Defamation is the act of making false claims about a person to damage their character and reputation. A person can be defamed verbally or in writing, called slander and libel respectively. On social media, disparaging, judgemental and ultimately false comments are rife since users regularly post their opinion without knowing all, or often, any of the facts.
This issue was highlighted in 2021 when Mr Dylan Voller sued a number of prominent news outlets, over allegedly defamatory third party comments made on their respective Facebook pages. The comments were in response to articles written about Mr Voller, whose mistreatment in a Northern Territory youth detention centre led to a royal commission and the High Court found that media outlets could be held liable for comments made by third parties on their Facebook pages.

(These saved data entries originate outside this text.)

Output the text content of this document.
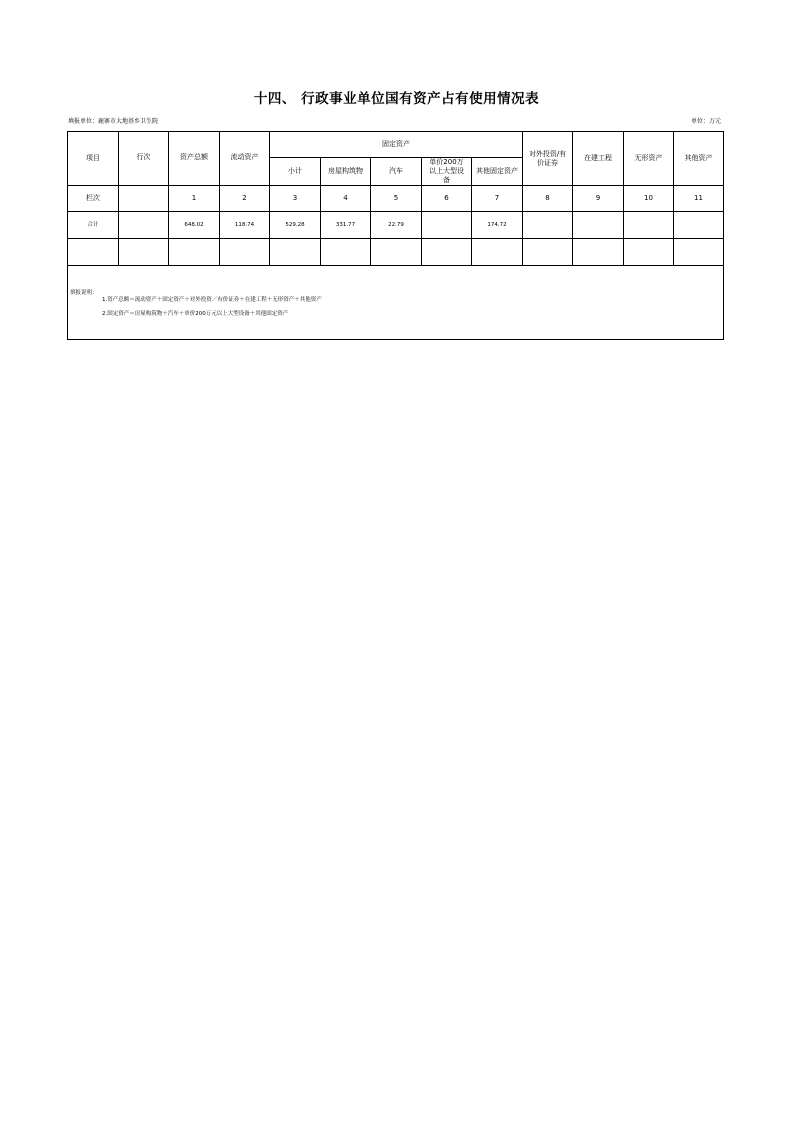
十四、 行政事业单位国有资产占有使用情况表
填报单位：鹿寨市大地基乡卫生院	单位：万元
项目	行次	资产总额	流动资产	固定资产					对外投资/有价证券	在建工程	无形资产	其他资产
				小计	房屋构筑物	汽车	单价200万以上大型设备	其他固定资产				
栏次		1	2	3	4	5	6	7	8	9	10	11
合计		648.02	118.74	529.28	331.77	22.79		174.72				

填报说明：
1.资产总额＝流动资产＋固定资产＋对外投资／有价证券＋在建工程＋无形资产＋其他资产
2.固定资产＝房屋构筑物＋汽车＋单价200万元以上大型设备＋其他固定资产												
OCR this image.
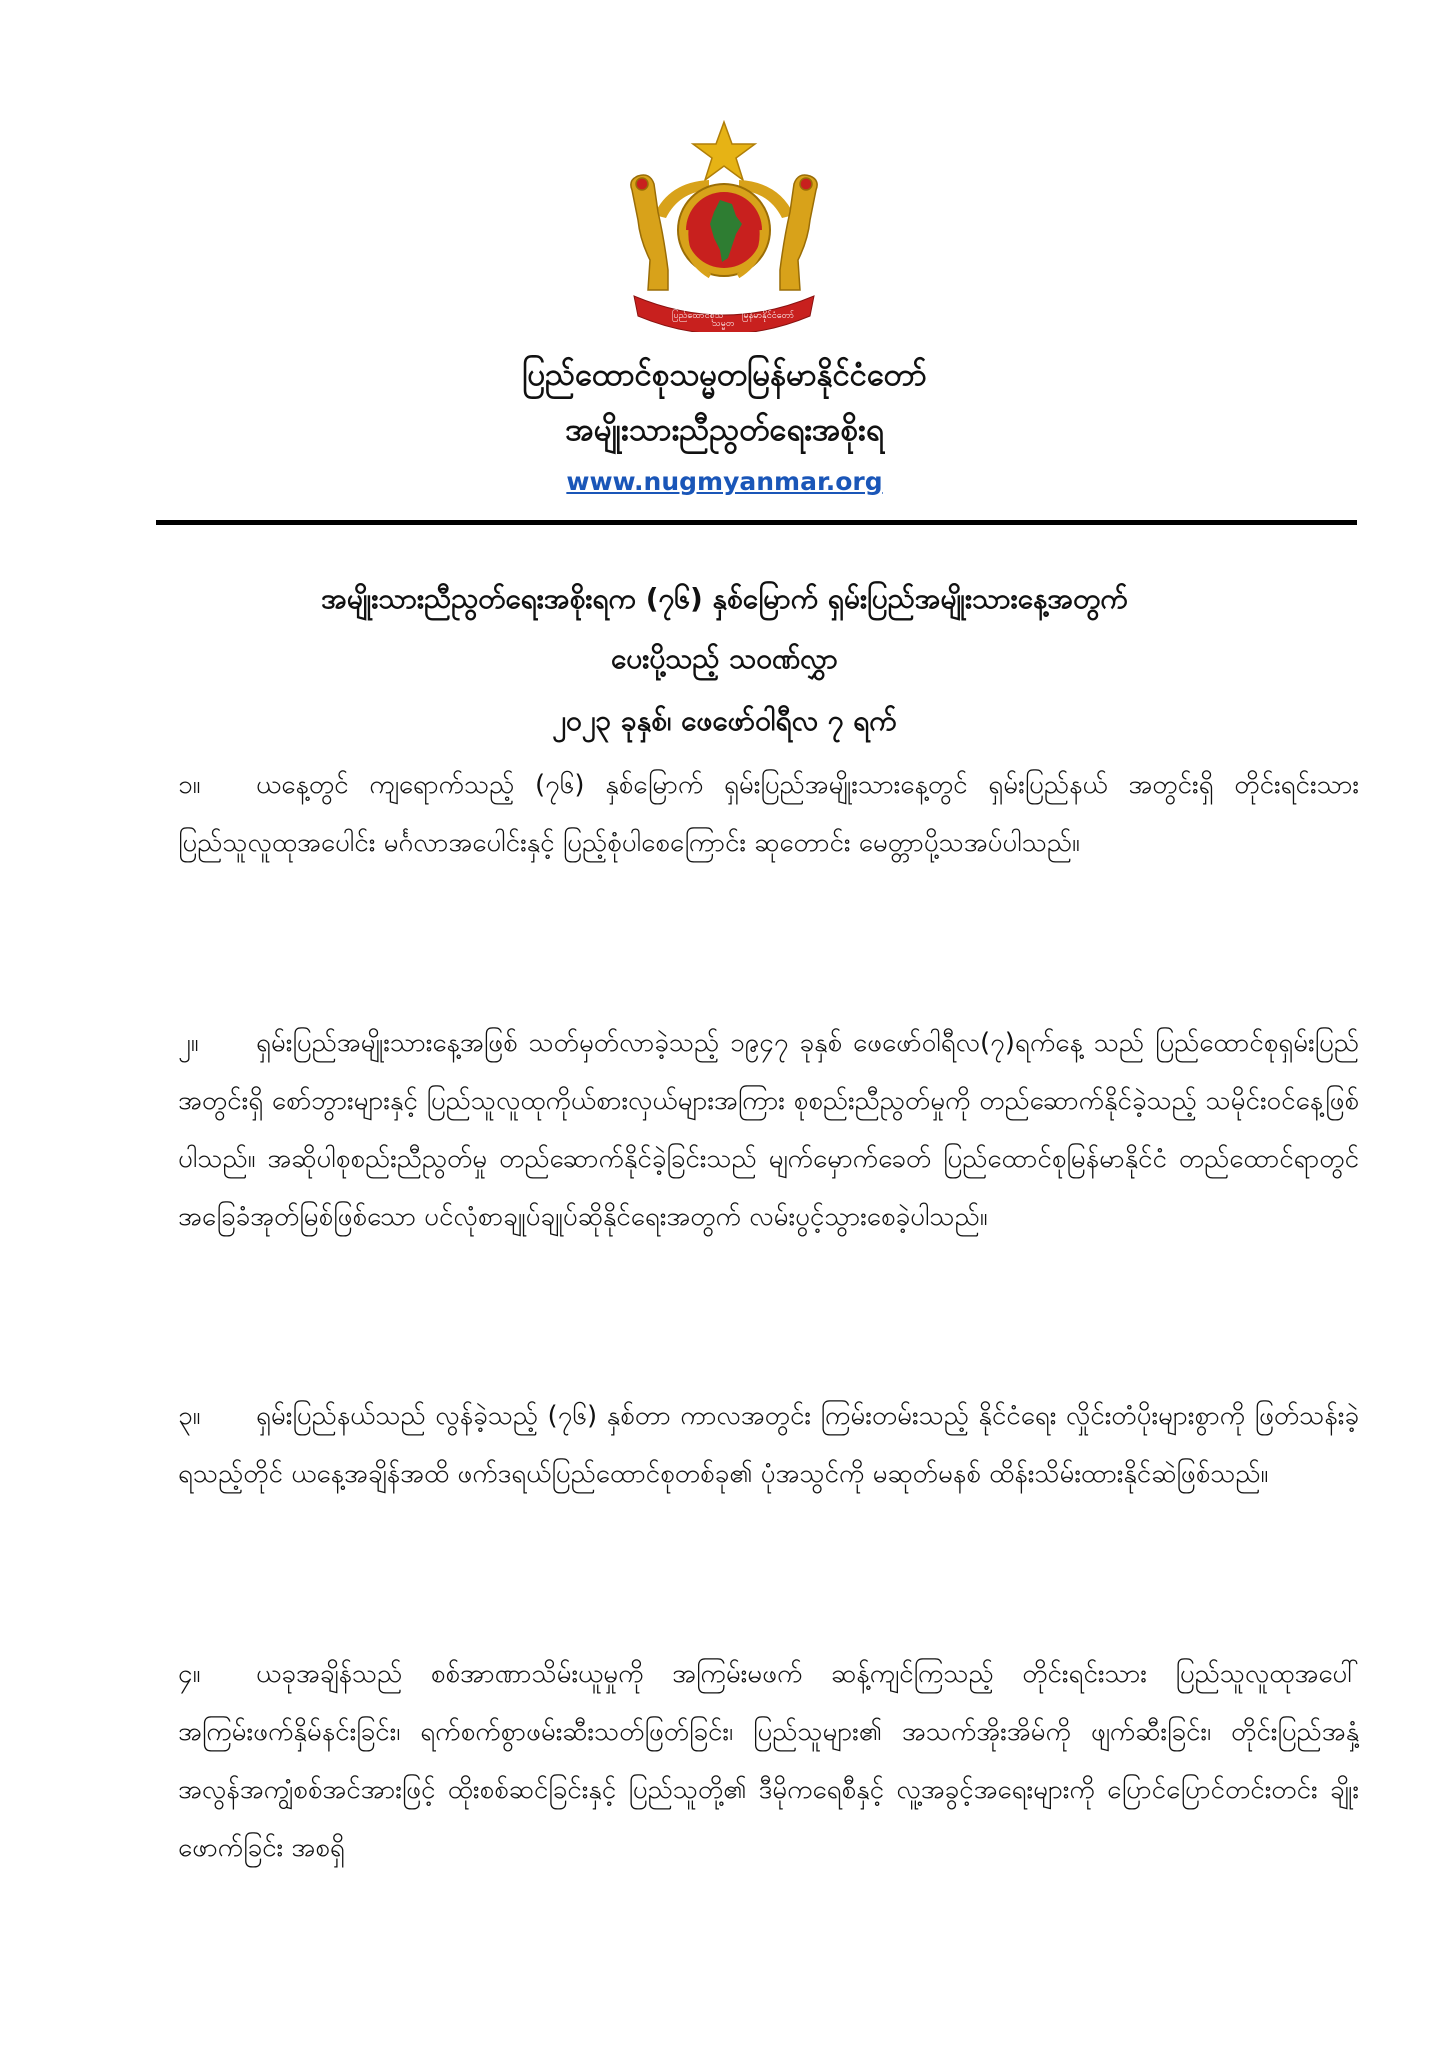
ပြည်ထောင်စုသ
သမ္မတ
မြန်မာနိုင်ငံတော်
ပြည်ထောင်စုသမ္မတမြန်မာနိုင်ငံတော်
အမျိုးသားညီညွတ်ရေးအစိုးရ
www.nugmyanmar.org
အမျိုးသားညီညွတ်ရေးအစိုးရက (၇၆) နှစ်မြောက် ရှမ်းပြည်အမျိုးသားနေ့အတွက်
ပေးပို့သည့် သဝဏ်လွှာ
၂၀၂၃ ခုနှစ်၊ ဖေဖော်ဝါရီလ ၇ ရက်
၁။ ယနေ့တွင် ကျရောက်သည့် (၇၆) နှစ်မြောက် ရှမ်းပြည်အမျိုးသားနေ့တွင် ရှမ်းပြည်နယ် အတွင်းရှိ တိုင်းရင်းသားပြည်သူလူထုအပေါင်း မင်္ဂလာအပေါင်းနှင့် ပြည့်စုံပါစေကြောင်း ဆုတောင်း မေတ္တာပို့သအပ်ပါသည်။
၂။ ရှမ်းပြည်အမျိုးသားနေ့အဖြစ် သတ်မှတ်လာခဲ့သည့် ၁၉၄၇ ခုနှစ် ဖေဖော်ဝါရီလ(၇)ရက်နေ့ သည် ပြည်ထောင်စုရှမ်းပြည်အတွင်းရှိ စော်ဘွားများနှင့် ပြည်သူလူထုကိုယ်စားလှယ်များအကြား စုစည်းညီညွတ်မှုကို တည်ဆောက်နိုင်ခဲ့သည့် သမိုင်းဝင်နေ့ဖြစ်ပါသည်။ အဆိုပါစုစည်းညီညွတ်မှု တည်ဆောက်နိုင်ခဲ့ခြင်းသည် မျက်မှောက်ခေတ် ပြည်ထောင်စုမြန်မာနိုင်ငံ တည်ထောင်ရာတွင် အခြေခံအုတ်မြစ်ဖြစ်သော ပင်လုံစာချုပ်ချုပ်ဆိုနိုင်ရေးအတွက် လမ်းပွင့်သွားစေခဲ့ပါသည်။
၃။ ရှမ်းပြည်နယ်သည် လွန်ခဲ့သည့် (၇၆) နှစ်တာ ကာလအတွင်း ကြမ်းတမ်းသည့် နိုင်ငံရေး လှိုင်းတံပိုးများစွာကို ဖြတ်သန်းခဲ့ရသည့်တိုင် ယနေ့အချိန်အထိ ဖက်ဒရယ်ပြည်ထောင်စုတစ်ခု၏ ပုံအသွင်ကို မဆုတ်မနစ် ထိန်းသိမ်းထားနိုင်ဆဲဖြစ်သည်။
၄။ ယခုအချိန်သည် စစ်အာဏာသိမ်းယူမှုကို အကြမ်းမဖက် ဆန့်ကျင်ကြသည့် တိုင်းရင်းသား ပြည်သူလူထုအပေါ် အကြမ်းဖက်နှိမ်နင်းခြင်း၊ ရက်စက်စွာဖမ်းဆီးသတ်ဖြတ်ခြင်း၊ ပြည်သူများ၏ အသက်အိုးအိမ်ကို ဖျက်ဆီးခြင်း၊ တိုင်းပြည်အနှံ့ အလွန်အကျွံစစ်အင်အားဖြင့် ထိုးစစ်ဆင်ခြင်းနှင့် ပြည်သူတို့၏ ဒီမိုကရေစီနှင့် လူ့အခွင့်အရေးများကို ပြောင်ပြောင်တင်းတင်း ချိုးဖောက်ခြင်း အစရှိ
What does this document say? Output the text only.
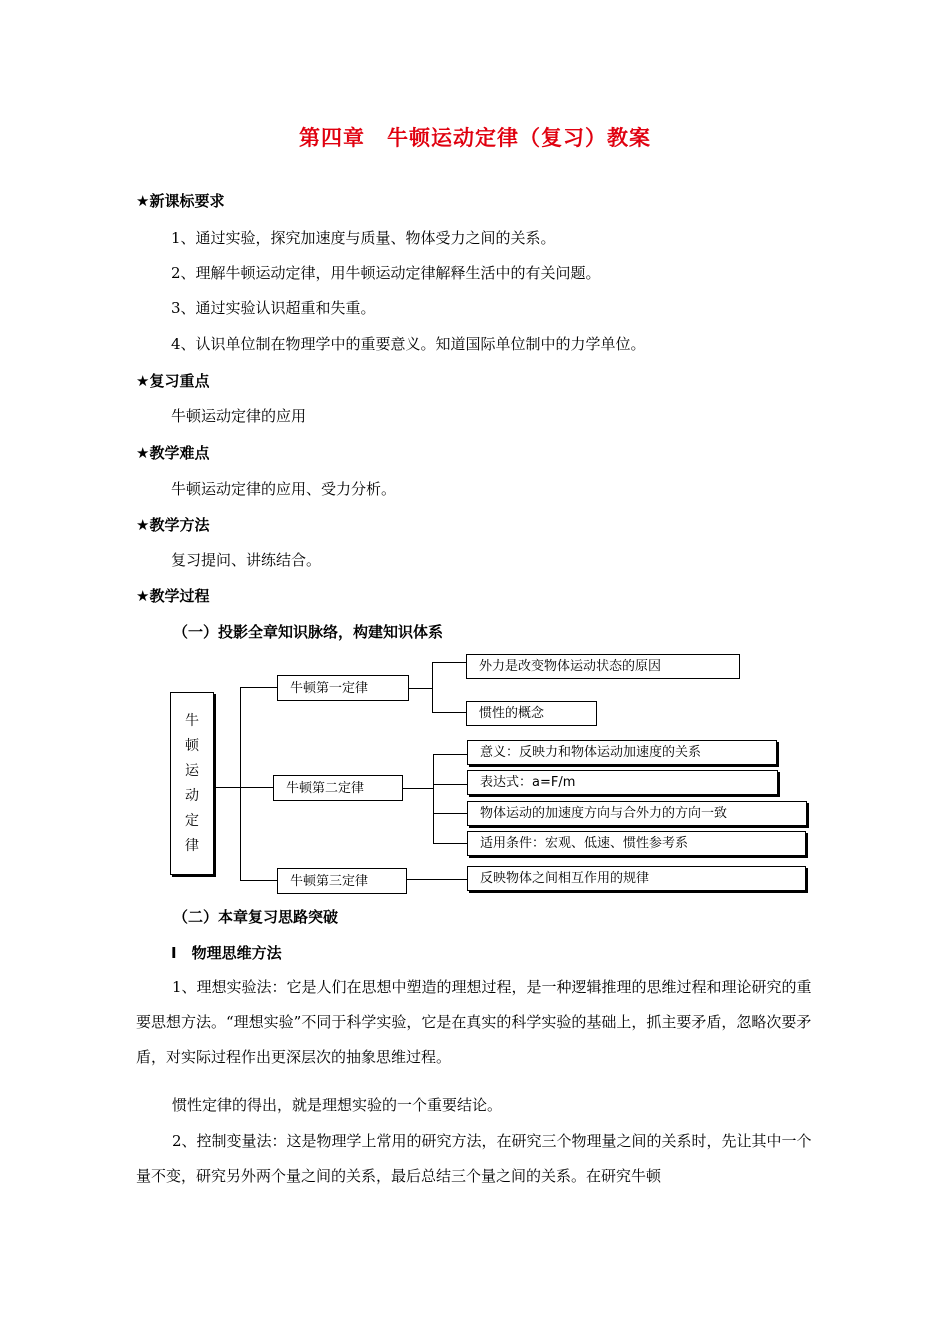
第四章　牛顿运动定律（复习）教案
★新课标要求
1、通过实验，探究加速度与质量、物体受力之间的关系。
2、理解牛顿运动定律，用牛顿运动定律解释生活中的有关问题。
3、通过实验认识超重和失重。
4、认识单位制在物理学中的重要意义。知道国际单位制中的力学单位。
★复习重点
牛顿运动定律的应用
★教学难点
牛顿运动定律的应用、受力分析。
★教学方法
复习提问、讲练结合。
★教学过程
（一）投影全章知识脉络，构建知识体系
牛
顿
运
动
定
律
牛顿第一定律
牛顿第二定律
牛顿第三定律
外力是改变物体运动状态的原因
惯性的概念
意义：反映力和物体运动加速度的关系
表达式：a=F/m
物体运动的加速度方向与合外力的方向一致
适用条件：宏观、低速、惯性参考系
反映物体之间相互作用的规律
（二）本章复习思路突破
Ⅰ　物理思维方法
1、理想实验法：它是人们在思想中塑造的理想过程，是一种逻辑推理的思维过程和理论研究的重要思想方法。“理想实验”不同于科学实验，它是在真实的科学实验的基础上，抓主要矛盾，忽略次要矛盾，对实际过程作出更深层次的抽象思维过程。
惯性定律的得出，就是理想实验的一个重要结论。
2、控制变量法：这是物理学上常用的研究方法，在研究三个物理量之间的关系时，先让其中一个量不变，研究另外两个量之间的关系，最后总结三个量之间的关系。在研究牛顿
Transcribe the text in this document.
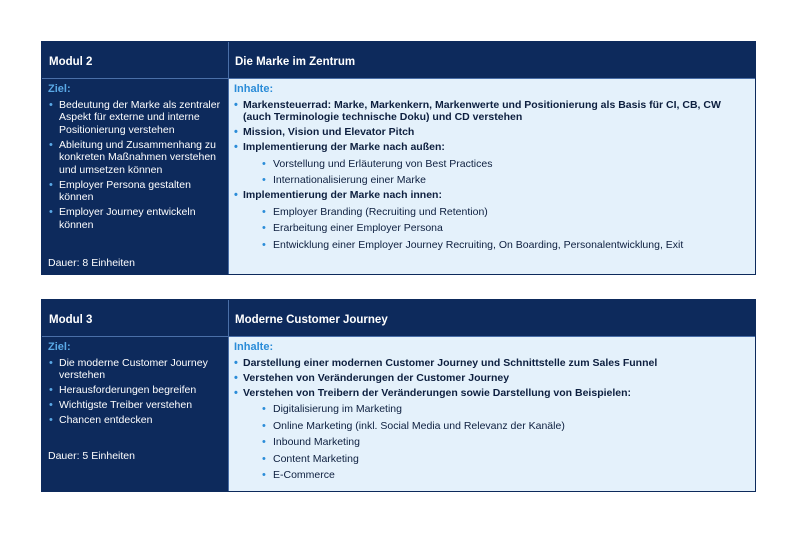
Modul 2	Die Marke im Zentrum
Ziel:
• Bedeutung der Marke als zentraler Aspekt für externe und interne Positionierung verstehen
• Ableitung und Zusammenhang zu konkreten Maßnahmen verstehen und umsetzen können
• Employer Persona gestalten können
• Employer Journey entwickeln können
Dauer: 8 Einheiten
Inhalte:
• Markensteuerrad: Marke, Markenkern, Markenwerte und Positionierung als Basis für CI, CB, CW (auch Terminologie technische Doku) und CD verstehen
• Mission, Vision und Elevator Pitch
• Implementierung der Marke nach außen:
• Vorstellung und Erläuterung von Best Practices
• Internationalisierung einer Marke
• Implementierung der Marke nach innen:
• Employer Branding (Recruiting und Retention)
• Erarbeitung einer Employer Persona
• Entwicklung einer Employer Journey Recruiting, On Boarding, Personalentwicklung, Exit
Modul 3	Moderne Customer Journey
Ziel:
• Die moderne Customer Journey verstehen
• Herausforderungen begreifen
• Wichtigste Treiber verstehen
• Chancen entdecken
Dauer: 5 Einheiten
Inhalte:
• Darstellung einer modernen Customer Journey und Schnittstelle zum Sales Funnel
• Verstehen von Veränderungen der Customer Journey
• Verstehen von Treibern der Veränderungen sowie Darstellung von Beispielen:
• Digitalisierung im Marketing
• Online Marketing (inkl. Social Media und Relevanz der Kanäle)
• Inbound Marketing
• Content Marketing
• E-Commerce
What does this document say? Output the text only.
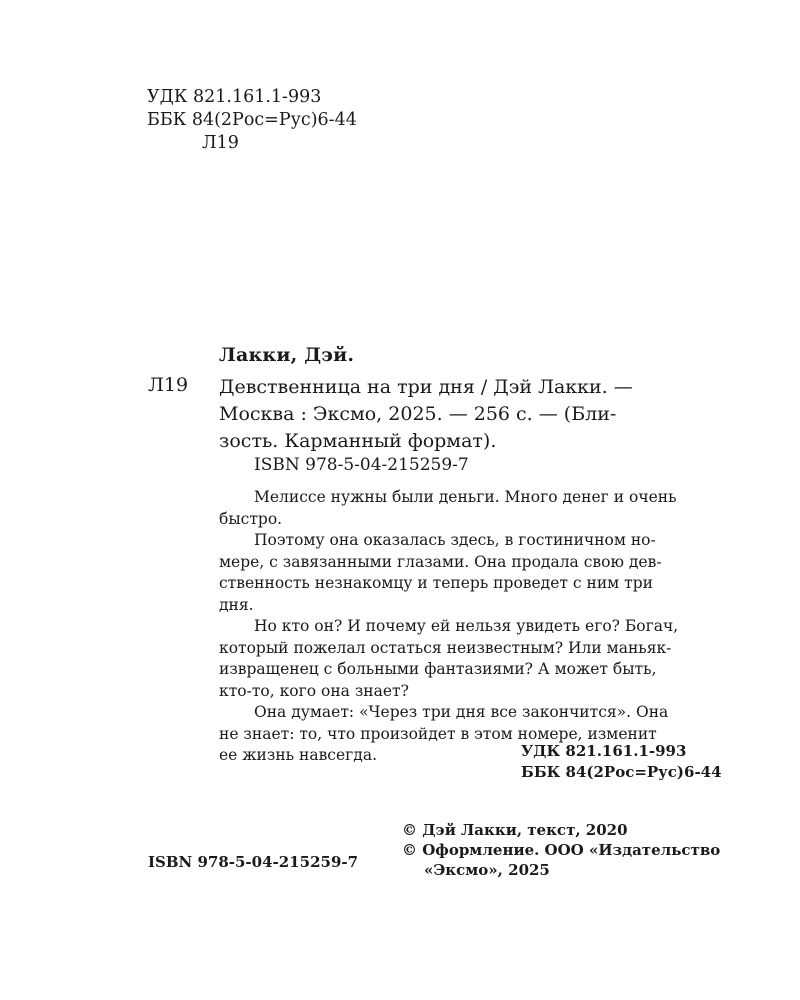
УДК 821.161.1-993
ББК 84(2Рос=Рус)6-44
Л19
Лакки, Дэй.
Л19 Девственница на три дня / Дэй Лакки. —
Москва : Эксмо, 2025. — 256 с. — (Бли-
зость. Карманный формат).
ISBN 978-5-04-215259-7

Мелиссе нужны были деньги. Много денег и очень
быстро.

Поэтому она оказалась здесь, в гостиничном но-
мере, с завязанными глазами. Она продала свою дев-
ственность незнакомцу и теперь проведет с ним три
дня.

Но кто он? И почему ей нельзя увидеть его? Богач,
который пожелал остаться неизвестным? Или маньяк-
извращенец с больными фантазиями? А может быть,
кто-то, кого она знает?

Она думает: «Через три дня все закончится». Она
не знает: то, что произойдет в этом номере, изменит
ее жизнь навсегда.	УДК 821.161.1-993
ББК 84(2Рос=Рус)6-44
© Дэй Лакки, текст, 2020
© Оформление. ООО «Издательство
«Эксмо», 2025
ISBN 978-5-04-215259-7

Similarly in the abduction of Cleo Smith, the Seven Network incorrectly identified Terrence Flowers, a 27-year old man, as the alleged kidnapper and published a photo of him in news broadcasts, online articles, tweets and Facebook posts. After Channel Seven became aware of the mistake, an apology was issued to Mr Flowers and all of the posts were promptly removed, however Mr Flowers had already taken legal action against the network. He claimed that his character and reputation were gravely impacted and the national broadcast had now made him the subject of hate around the nation and the world with the Supreme Court of WA ruling in his favour.
The Australian government has since responded to the Voller decision by proposing the Anti-Trolling Bill. The aim of the bill is to protect page administrators by shifting the liability to the social media platforms themselves, when third-party defamatory comments are made. However, this has been severely criticised by defamation barrister Sue Chrysanthou SC, because page owners would no longer face the risk of defamation, for refusing to remove defamatory comments as they are shielded from liability. The platforms would also have a defence if they ask the anonymous user to hand over their information even if they refuse, meaning ultimately the comment would stay up unless the author decides to delete it.
Have you noticed recently that News outlets on social media have switched off their commenting? This is due to cases like Voller and Flowers. The high court ruled that Australian media companies can be liable for not only their defamatory comments but third-party comments posted on their Facebook pages.
The conclusion to be drawn from all of this is that the proposed bill highly unlikely to be passed because it absolves everyone from liability. Therefore authors on social media, be they major news networks or internet trolls fishing for controversy, need to be alert to the impact that their false comments have, since they could very well be successfully sued for defamation.